Il mantovano Nodari firma un nuovo corto

"Grand Cinema vivente Sigmund Freud" è on line da alcuni giorni. Anche il cast è tutto mantovano

MANTOVA. Grand Cinema vivente Sigmund Freud è il nuovo corto di Giovanni Nodari, filmmaker mantovano di 34 anni, uscito on line da alcuni giorni.
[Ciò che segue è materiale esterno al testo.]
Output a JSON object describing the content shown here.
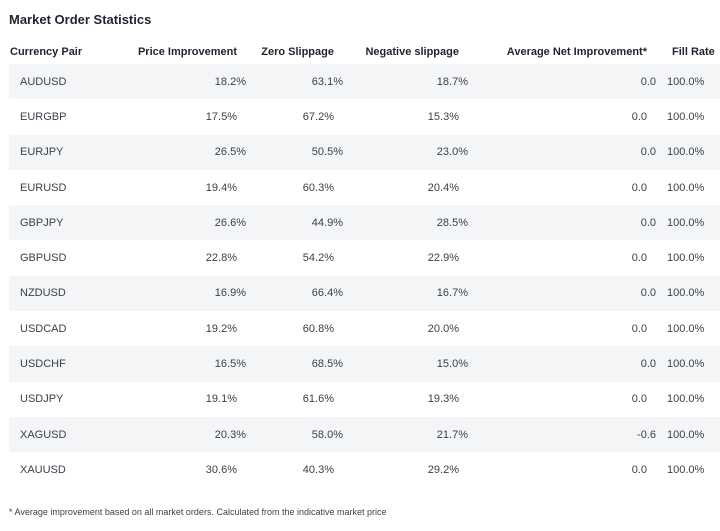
{
  "title": "Market Order Statistics",
  "columns": [
    "Currency Pair",
    "Price Improvement",
    "Zero Slippage",
    "Negative slippage",
    "Average Net Improvement*",
    "Fill Rate"
  ],
  "rows": [
    {
      "pair": "AUDUSD",
      "price_improvement": "18.2%",
      "zero_slippage": "63.1%",
      "negative_slippage": "18.7%",
      "avg_net_improvement": "0.0",
      "fill_rate": "100.0%"
    },
    {
      "pair": "EURGBP",
      "price_improvement": "17.5%",
      "zero_slippage": "67.2%",
      "negative_slippage": "15.3%",
      "avg_net_improvement": "0.0",
      "fill_rate": "100.0%"
    },
    {
      "pair": "EURJPY",
      "price_improvement": "26.5%",
      "zero_slippage": "50.5%",
      "negative_slippage": "23.0%",
      "avg_net_improvement": "0.0",
      "fill_rate": "100.0%"
    },
    {
      "pair": "EURUSD",
      "price_improvement": "19.4%",
      "zero_slippage": "60.3%",
      "negative_slippage": "20.4%",
      "avg_net_improvement": "0.0",
      "fill_rate": "100.0%"
    },
    {
      "pair": "GBPJPY",
      "price_improvement": "26.6%",
      "zero_slippage": "44.9%",
      "negative_slippage": "28.5%",
      "avg_net_improvement": "0.0",
      "fill_rate": "100.0%"
    },
    {
      "pair": "GBPUSD",
      "price_improvement": "22.8%",
      "zero_slippage": "54.2%",
      "negative_slippage": "22.9%",
      "avg_net_improvement": "0.0",
      "fill_rate": "100.0%"
    },
    {
      "pair": "NZDUSD",
      "price_improvement": "16.9%",
      "zero_slippage": "66.4%",
      "negative_slippage": "16.7%",
      "avg_net_improvement": "0.0",
      "fill_rate": "100.0%"
    },
    {
      "pair": "USDCAD",
      "price_improvement": "19.2%",
      "zero_slippage": "60.8%",
      "negative_slippage": "20.0%",
      "avg_net_improvement": "0.0",
      "fill_rate": "100.0%"
    },
    {
      "pair": "USDCHF",
      "price_improvement": "16.5%",
      "zero_slippage": "68.5%",
      "negative_slippage": "15.0%",
      "avg_net_improvement": "0.0",
      "fill_rate": "100.0%"
    },
    {
      "pair": "USDJPY",
      "price_improvement": "19.1%",
      "zero_slippage": "61.6%",
      "negative_slippage": "19.3%",
      "avg_net_improvement": "0.0",
      "fill_rate": "100.0%"
    },
    {
      "pair": "XAGUSD",
      "price_improvement": "20.3%",
      "zero_slippage": "58.0%",
      "negative_slippage": "21.7%",
      "avg_net_improvement": "-0.6",
      "fill_rate": "100.0%"
    },
    {
      "pair": "XAUUSD",
      "price_improvement": "30.6%",
      "zero_slippage": "40.3%",
      "negative_slippage": "29.2%",
      "avg_net_improvement": "0.0",
      "fill_rate": "100.0%"
    }
  ],
  "footnote": "* Average improvement based on all market orders. Calculated from the indicative market price",
  "colors": {
    "row_shade": "#f4f5f7",
    "text": "#1f2430"
  }
}
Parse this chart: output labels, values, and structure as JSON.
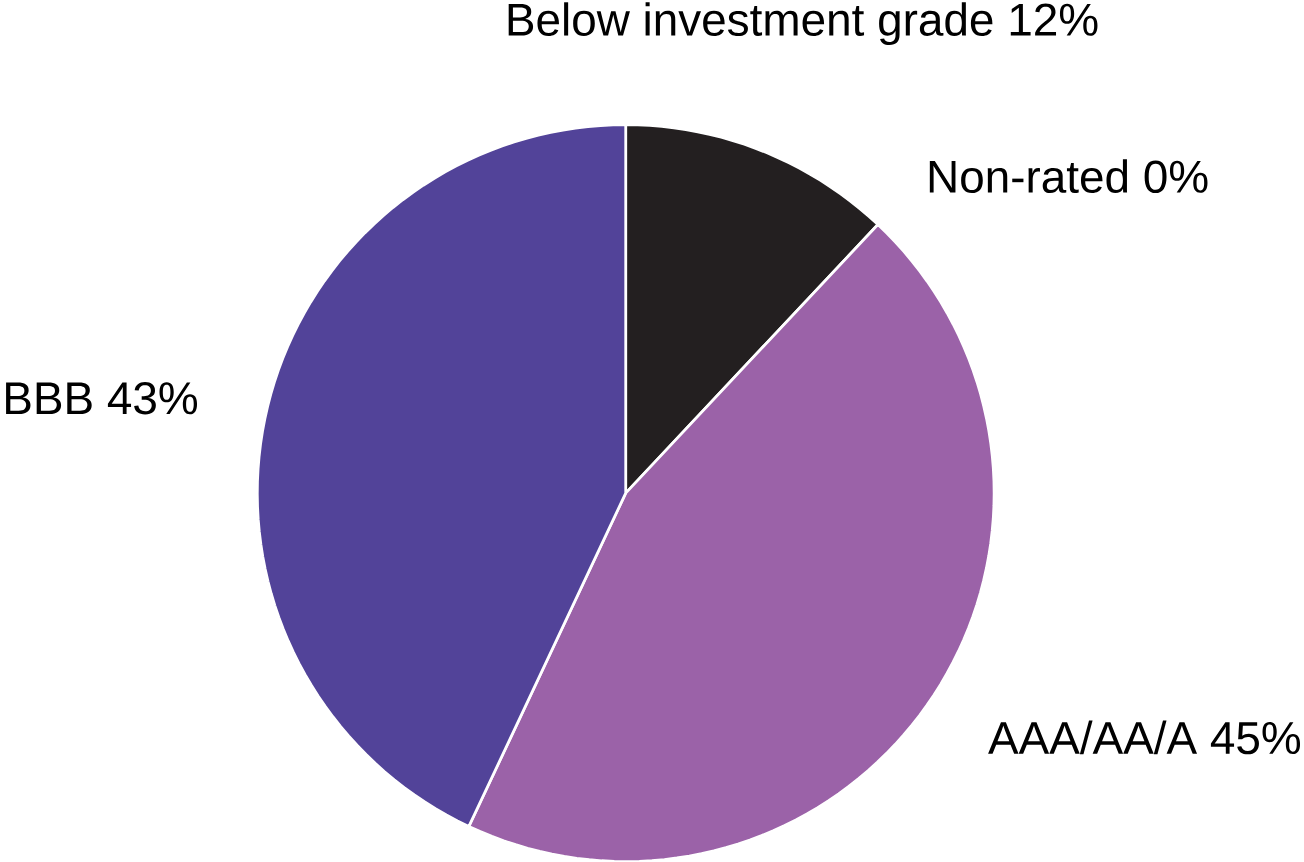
{
  "chart_data": {
    "type": "pie",
    "categories": [
      "Below investment grade",
      "Non-rated",
      "AAA/AA/A",
      "BBB"
    ],
    "values": [
      12,
      0,
      45,
      43
    ],
    "value_labels": [
      "12%",
      "0%",
      "45%",
      "43%"
    ],
    "colors": [
      "#231f20",
      "#231f20",
      "#9b62a8",
      "#524399"
    ]
  }
}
Dopo i successi di HeartMix, H2oME e La Statura dello Stato un corto che parla della passione per il cinema, di come possa degenerare in follia, rifacendosi ai famosi atti di vandalismo dei drughi di Arancia Meccanica negli anni ’70.
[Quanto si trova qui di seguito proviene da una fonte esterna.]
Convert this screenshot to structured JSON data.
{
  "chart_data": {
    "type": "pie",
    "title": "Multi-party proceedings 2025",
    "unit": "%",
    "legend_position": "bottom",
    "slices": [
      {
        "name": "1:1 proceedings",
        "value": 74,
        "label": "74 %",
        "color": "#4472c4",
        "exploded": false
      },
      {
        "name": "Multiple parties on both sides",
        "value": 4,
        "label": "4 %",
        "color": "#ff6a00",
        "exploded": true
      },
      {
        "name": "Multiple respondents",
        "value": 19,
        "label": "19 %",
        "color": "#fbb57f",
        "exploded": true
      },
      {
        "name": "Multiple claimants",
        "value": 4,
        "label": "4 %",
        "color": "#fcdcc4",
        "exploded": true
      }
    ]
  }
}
L'ultimo corto di Nodari: Grand cinema vivente Sigmund Freud

«Qual è il limite delle passioni, sane e insane? - si domanda il regista - E' una questione personale o dipende dell'ambiente? Siamo meno forti di quanto pensiamo e non sempre un gesto estremo è sintomo di pazzia». Il corto è zeppo di citazioni cinematografiche, da Taxi Driver a Matrimonio all'italiana, è una sorta di viaggio nell'amore per il cinema. «Oltre alla questione del limite questo lavoro, cui pensavo da molto tempo, è una riflessione di cosa sia per me il cinema - aggiunge Nodari -. Il progetto è nato circa un anno fa quando ho trovato la protagonista. Volevo lavorare con lei, poi è venuto tutto il resto. Sono molto soddisfatto».
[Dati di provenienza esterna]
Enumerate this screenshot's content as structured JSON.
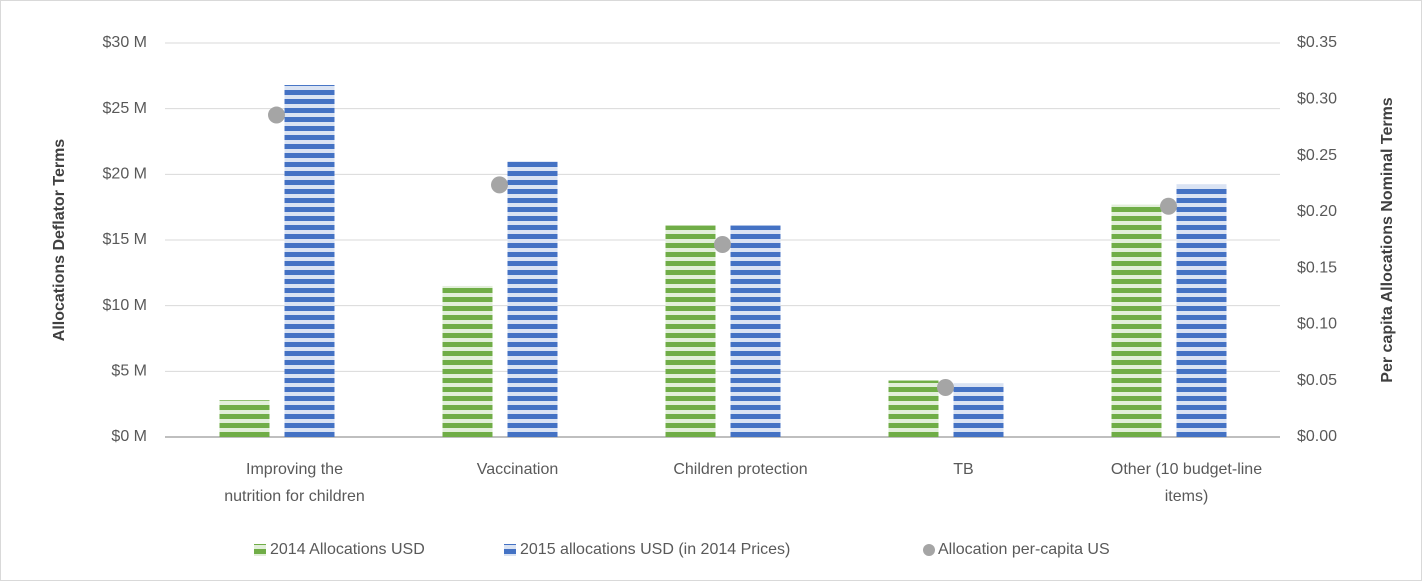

Il progetto, patrocinato dalla Mantova Film Commission, ha un cast tutto mantovano, dalla protagonista Francesca Romana Bergamo all'attore Fabio Zulli, che ha lavorato in L'intrepido di Gianni Amelio, passando per la voce narrante del noto doppiatore Ivo De Palma (Kiss me, Licia, I cavalieri dello Zodiaco). Anche le musiche, tutte originali, composte sul girato sono targate Mantova con Stefano Farì e i Walking Cone. Chiude il cerchio Nakja Perini che ha curato la fotografia. «Dal febbraio scorso, quando è nata l'idea, abbiamo poi girato in giugno, quindi in sala sono state composte le musiche - conclude -. Ho già inviato la domanda ai concorsi italiani e, una volta pronti i sottotitoli in inglese, lo manderò anche ai concorsi internazionali sperando in un buon successo come per i precedenti». (p.c.)